When Cambodia was reset to year 0, its culture and religion vanished overnight. An estimated 1 to 3 million people died. Who knows if it will ever fully recover its culture and heritage?

Eventually, years later, like many immigrants, we came to find a welcome at America’s door.

To me, my father’s life always held a lesson about finding the courage to do what is right, and tell the truth in the midst of darkness.

Sometimes keeping goodness alive takes a grand act of courage, but sometimes goodness is also in the little everyday acts that keep intact our way of life, our liberties, and our traditions within our families and communities.

My father, now 88, lives in Florida with my mother. He has criticized the communist Cambodian government and knows he can’t go back anymore.

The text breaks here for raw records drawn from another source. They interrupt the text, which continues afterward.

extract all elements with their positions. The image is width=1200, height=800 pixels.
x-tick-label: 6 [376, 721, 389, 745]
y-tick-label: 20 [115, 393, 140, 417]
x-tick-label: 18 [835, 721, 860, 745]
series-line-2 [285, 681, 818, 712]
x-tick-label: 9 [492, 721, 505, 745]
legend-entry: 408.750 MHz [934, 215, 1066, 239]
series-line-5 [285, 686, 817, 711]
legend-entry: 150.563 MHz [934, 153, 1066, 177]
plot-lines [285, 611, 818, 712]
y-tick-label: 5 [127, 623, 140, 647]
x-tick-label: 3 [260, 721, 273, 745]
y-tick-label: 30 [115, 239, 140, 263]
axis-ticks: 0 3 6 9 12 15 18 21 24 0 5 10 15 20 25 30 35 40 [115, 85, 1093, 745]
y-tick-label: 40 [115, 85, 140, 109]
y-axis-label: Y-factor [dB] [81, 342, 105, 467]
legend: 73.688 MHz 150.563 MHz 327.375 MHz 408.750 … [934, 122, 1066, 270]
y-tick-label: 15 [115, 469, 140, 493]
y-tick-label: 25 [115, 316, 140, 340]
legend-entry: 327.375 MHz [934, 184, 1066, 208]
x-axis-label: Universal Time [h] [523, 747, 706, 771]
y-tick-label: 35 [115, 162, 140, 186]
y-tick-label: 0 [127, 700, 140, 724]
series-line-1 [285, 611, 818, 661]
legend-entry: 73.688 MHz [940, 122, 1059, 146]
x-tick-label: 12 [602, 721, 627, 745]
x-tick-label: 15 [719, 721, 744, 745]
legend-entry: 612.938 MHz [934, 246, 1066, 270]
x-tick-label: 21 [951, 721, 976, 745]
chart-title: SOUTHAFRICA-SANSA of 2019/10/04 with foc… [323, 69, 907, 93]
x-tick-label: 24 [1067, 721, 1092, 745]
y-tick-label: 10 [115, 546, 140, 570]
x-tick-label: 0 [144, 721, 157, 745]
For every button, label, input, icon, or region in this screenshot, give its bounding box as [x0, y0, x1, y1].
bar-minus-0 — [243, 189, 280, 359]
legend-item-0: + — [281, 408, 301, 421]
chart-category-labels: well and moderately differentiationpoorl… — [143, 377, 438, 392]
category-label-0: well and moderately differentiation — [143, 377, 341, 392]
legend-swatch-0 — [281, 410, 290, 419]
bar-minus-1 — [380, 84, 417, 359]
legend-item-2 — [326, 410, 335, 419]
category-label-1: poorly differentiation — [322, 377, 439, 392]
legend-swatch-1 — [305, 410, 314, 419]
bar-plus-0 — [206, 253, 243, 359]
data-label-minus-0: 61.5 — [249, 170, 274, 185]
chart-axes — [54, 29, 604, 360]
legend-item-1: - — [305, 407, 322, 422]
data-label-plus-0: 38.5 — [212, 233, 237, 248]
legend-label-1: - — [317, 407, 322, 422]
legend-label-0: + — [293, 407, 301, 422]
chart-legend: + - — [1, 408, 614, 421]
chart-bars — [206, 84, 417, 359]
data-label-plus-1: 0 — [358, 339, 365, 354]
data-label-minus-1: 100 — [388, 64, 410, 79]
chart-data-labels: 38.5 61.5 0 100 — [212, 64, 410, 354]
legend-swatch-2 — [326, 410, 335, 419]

He loves his motherland, but here in this free corner of America, on a sandy patch of Florida where hurricanes sweep through every few years, the mango trees they planted—a variety from Cambodia—have grown strong.

Every summer, they bless us with abundant fruit. They are shaped like tears but are incredibly sweet—even when they look green on the outside. My father and my daughter often pick mangoes together, using a long tool that could double as a lacrosse stick.

They also love to watch reruns of “Scooby-Doo” together.

On the phone, he calls her: “Scooby!”

“Shaggy!” she calls him back.

Dealing with bogeymen who are revealed to be criminals, the duo always gets into and then out of scrapes, but they always bring the bad guys to justice.

“There’s always a way out of a problem,” he likes to tell her.

He also tells her: “Be someone.”

All his life, he has been someone who has stood for something—for goodness and for truth.